Last month’s meeting of the Federal Open Markets Committee (FOMC) provided an excellent opportunity to go short US stocks. Comments in the FOMC’s policy statement concerning the withdrawal of the bond purchasing programme prompted panic. For many this was a shock, but really the only surprise in the market’s reaction should have been the surprise itself. The Fed has been making hawkish noises for quite a few months now. The economic data set they use have been slowly improving, albeit at a fairly anaemic rate, and “official” inflation remains comfortably in check (as for real world inflation – that’s a different story!).  All in all, the right conditions appear to be in place for the commencement of “policy normalisation”.

The question now is will the FOMC follow through next Wednesday and announce its plans to start tapering QE, possibly as soon as September?

Judging by the trade in July, the market doesn’t seem to believe it will. Since the initial sell off the benchmark US indices have recovered quickly and in fact made new all time nominal highs.  Although the latest action hasn’t exactly been confident, there is enough bullish sentiment to keep the bears at bay.  In this respect the charts are fairly easy to read.

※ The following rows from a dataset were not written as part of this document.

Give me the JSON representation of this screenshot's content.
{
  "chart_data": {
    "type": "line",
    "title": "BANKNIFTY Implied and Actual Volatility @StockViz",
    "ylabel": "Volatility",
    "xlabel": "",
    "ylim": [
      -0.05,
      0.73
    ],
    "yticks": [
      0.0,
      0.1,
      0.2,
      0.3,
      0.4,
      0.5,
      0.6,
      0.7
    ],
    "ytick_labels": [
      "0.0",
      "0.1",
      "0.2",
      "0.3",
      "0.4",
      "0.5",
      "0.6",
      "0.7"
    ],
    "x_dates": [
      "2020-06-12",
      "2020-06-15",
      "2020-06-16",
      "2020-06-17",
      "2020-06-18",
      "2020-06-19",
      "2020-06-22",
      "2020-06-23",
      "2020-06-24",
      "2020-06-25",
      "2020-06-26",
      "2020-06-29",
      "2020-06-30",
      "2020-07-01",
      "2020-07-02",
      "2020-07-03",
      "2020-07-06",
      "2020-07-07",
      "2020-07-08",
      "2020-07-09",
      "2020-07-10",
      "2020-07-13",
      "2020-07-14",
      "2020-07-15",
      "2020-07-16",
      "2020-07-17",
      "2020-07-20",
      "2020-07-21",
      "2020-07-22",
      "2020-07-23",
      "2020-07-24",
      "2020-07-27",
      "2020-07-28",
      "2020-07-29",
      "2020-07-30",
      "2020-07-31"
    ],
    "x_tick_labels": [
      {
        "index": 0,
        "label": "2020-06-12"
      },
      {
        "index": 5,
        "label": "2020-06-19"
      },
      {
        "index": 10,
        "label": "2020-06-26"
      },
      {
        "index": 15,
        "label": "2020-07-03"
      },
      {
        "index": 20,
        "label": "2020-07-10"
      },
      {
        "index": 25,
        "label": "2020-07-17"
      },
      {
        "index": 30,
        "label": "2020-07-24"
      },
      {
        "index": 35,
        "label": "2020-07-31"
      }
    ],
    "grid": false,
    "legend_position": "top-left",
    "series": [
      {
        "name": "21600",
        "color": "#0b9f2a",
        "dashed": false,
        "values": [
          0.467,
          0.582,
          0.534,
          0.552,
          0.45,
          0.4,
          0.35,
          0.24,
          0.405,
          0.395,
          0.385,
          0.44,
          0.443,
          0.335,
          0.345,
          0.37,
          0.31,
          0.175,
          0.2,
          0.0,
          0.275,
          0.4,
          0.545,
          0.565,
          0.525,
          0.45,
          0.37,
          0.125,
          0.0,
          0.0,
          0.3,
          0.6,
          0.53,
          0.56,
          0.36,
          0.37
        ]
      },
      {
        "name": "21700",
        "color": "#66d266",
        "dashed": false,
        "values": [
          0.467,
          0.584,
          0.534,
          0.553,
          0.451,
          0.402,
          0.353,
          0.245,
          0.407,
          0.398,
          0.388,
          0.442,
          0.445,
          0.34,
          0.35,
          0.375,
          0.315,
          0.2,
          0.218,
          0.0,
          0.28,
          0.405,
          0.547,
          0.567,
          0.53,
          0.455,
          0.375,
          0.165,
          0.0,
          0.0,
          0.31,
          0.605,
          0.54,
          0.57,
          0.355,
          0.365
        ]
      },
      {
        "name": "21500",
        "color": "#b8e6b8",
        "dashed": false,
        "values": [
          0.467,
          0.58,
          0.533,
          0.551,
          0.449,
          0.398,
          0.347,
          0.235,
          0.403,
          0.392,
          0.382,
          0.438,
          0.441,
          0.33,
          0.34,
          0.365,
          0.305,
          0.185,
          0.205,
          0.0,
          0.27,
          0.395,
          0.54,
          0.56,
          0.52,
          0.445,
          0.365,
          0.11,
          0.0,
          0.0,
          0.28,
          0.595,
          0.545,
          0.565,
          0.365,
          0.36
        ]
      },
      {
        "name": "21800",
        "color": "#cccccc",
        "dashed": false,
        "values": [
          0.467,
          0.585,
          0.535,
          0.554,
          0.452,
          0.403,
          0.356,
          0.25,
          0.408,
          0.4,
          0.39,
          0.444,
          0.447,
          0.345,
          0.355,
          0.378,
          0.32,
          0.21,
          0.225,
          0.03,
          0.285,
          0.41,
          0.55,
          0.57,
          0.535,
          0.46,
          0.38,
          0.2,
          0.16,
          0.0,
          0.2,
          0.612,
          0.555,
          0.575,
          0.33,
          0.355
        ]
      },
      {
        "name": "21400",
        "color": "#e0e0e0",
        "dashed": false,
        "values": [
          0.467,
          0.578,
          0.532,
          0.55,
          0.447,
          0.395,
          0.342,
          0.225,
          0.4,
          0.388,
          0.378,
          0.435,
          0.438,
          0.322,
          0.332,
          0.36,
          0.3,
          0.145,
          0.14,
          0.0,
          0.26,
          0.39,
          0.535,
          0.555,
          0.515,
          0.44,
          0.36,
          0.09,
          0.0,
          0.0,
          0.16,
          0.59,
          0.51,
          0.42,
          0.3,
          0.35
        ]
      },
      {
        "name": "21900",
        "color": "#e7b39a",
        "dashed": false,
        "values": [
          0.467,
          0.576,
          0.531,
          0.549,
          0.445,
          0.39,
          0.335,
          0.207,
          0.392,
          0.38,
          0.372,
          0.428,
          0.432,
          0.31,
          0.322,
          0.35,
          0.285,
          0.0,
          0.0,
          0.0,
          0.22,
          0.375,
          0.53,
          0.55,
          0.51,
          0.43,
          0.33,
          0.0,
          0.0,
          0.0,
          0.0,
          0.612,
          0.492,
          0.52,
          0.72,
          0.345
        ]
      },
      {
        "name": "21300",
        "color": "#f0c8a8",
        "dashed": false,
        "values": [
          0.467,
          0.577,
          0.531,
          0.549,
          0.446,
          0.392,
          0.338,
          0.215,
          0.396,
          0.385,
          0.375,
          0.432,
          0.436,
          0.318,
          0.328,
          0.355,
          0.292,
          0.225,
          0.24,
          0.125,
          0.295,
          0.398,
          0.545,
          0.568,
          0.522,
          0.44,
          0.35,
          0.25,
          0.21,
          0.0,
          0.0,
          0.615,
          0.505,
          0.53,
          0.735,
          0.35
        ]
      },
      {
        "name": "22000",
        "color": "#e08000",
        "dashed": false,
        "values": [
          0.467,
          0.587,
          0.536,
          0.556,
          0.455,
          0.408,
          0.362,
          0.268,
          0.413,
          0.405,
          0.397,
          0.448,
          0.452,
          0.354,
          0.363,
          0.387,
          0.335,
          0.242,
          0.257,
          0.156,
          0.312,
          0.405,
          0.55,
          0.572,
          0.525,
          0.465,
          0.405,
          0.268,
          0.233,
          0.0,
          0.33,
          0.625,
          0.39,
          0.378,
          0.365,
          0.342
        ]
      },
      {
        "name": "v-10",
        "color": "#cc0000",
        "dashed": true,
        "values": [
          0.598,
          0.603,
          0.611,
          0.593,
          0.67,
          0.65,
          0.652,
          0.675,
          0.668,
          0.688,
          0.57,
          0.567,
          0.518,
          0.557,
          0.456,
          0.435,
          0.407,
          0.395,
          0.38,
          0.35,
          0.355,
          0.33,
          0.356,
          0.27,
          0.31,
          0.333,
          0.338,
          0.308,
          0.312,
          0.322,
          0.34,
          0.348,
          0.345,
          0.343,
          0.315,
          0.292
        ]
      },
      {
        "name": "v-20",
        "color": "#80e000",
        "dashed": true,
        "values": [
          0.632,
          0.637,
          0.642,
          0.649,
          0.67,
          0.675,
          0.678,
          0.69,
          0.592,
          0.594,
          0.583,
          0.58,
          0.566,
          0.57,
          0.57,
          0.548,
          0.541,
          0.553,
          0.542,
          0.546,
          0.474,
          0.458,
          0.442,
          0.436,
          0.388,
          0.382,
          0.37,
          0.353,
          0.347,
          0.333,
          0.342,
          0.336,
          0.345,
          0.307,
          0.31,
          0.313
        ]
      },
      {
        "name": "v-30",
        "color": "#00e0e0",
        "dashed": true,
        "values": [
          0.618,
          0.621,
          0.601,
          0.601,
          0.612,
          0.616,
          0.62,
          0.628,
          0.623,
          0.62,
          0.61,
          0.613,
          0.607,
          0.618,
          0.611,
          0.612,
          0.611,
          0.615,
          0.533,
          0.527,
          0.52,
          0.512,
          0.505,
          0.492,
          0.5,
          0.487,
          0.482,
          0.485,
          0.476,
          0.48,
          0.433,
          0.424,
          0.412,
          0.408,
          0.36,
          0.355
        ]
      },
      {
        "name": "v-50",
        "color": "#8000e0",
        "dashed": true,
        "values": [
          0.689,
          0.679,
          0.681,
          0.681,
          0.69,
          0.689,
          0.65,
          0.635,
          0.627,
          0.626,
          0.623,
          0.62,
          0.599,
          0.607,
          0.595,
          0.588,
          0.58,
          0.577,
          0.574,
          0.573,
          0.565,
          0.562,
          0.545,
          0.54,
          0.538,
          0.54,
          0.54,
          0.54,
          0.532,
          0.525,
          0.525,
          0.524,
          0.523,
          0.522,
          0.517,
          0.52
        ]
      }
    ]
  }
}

After closing at a new high on July 10th, the Dow has been stuck in a fairly tight range.  Attempts to break out to the upside have met resistance, while recent selling appears to have encouraged buyers back into the market.  There is a definite feeling of hesitancy out there, which could well provide a substantial trading opportunity.

If you had asked me a month ago what sort of chart I would have liked to have seen going into this week, the one above is pretty much exactly what I would have hoped for.  The market is roughly at its peak and looks tired. This affords me the chance to take on a fairly highly leveraged short, with tightly managed stops. In other words I can back my analysis quite cheaply. 

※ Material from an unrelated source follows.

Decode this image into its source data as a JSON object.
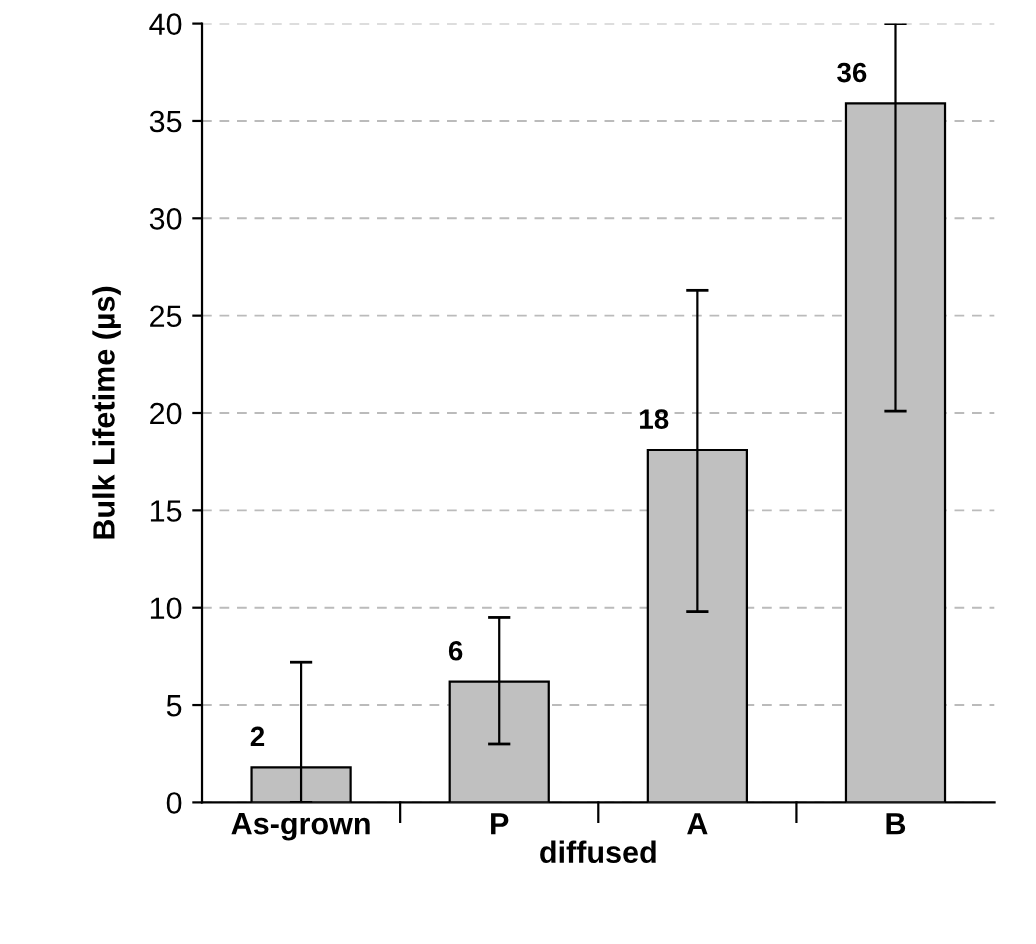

My view remains that in the coming months the biggest moves in markets will be generated by the relative adjustments in QE programmes among the world’s largest economies. Japan appears fully committed to its expansive programme for the rest of the year, but the jury is out on whether or not Europe and/or Britain will decide if further monetary easing is necessary (as an aside I think both will in fact decide to go for more QE, but more of this in future posts). As for America, I believe the taper is most definitely on and I am not convinced the market has digested the implications of this yet. I note my fellow blogger, Richard Jennings of Titan investment partners shares my view on the short side too (see here –, and one which is a minority one at present, hence my also finding comfort in this

Much has been made of the fact that the Fed looks likely to maintain the Zero Interest Rate Policy (ZIRP) through to summer 2015.  While the continuation of ZIRP will probably dampen any resurgence in the US Dollar and might even keep bond yields from boiling over, it is far from clear if this will be so supportive for US stocks. After all, ZIRP has now been with us since December 2008.  When stocks have corrected in the last 5 years, on its own ZIRP hasn’t provided much of a backstop. What has been far more influential has been the absence or appearance of direct bond purchasing by the Fed.

I see no reason why this pattern shouldn’t repeat itself again this time. If the FOMC announces its plan to start withdrawing its $85bn a month of bond purchases, then it seems reasonable to expect this to have a detrimental impact on the outlook for stocks, at least in the short to medium term.

However, as much as I like my plan for the week, there is one unfortunate caveat.  Last month there was very little to no speculation that the Fed might cause a sell-off. This month I have caught a few pieces, such as this one on Reuters, anticipating just such a move. This really is a shame, as specific guidance from the mainstream media can usually be guaranteed to be wrong. 

Nevertheless I am sticking with my interpretation of the charts and the outlook. I opened my first short after the close on Friday evening.  My plan is to watch the market’s mood on Monday and Tuesday and seek to add to this, by the time of the release of the FOMC policy statement on Wednesday.

EDIT – Also bear in mind that the influential nonfarm payrolls report is due out on Friday, so this really could be a crucial week.  We might even see a reappearance of the “good is bad” reaction to positive news.  Hey ho what crazy times we live in!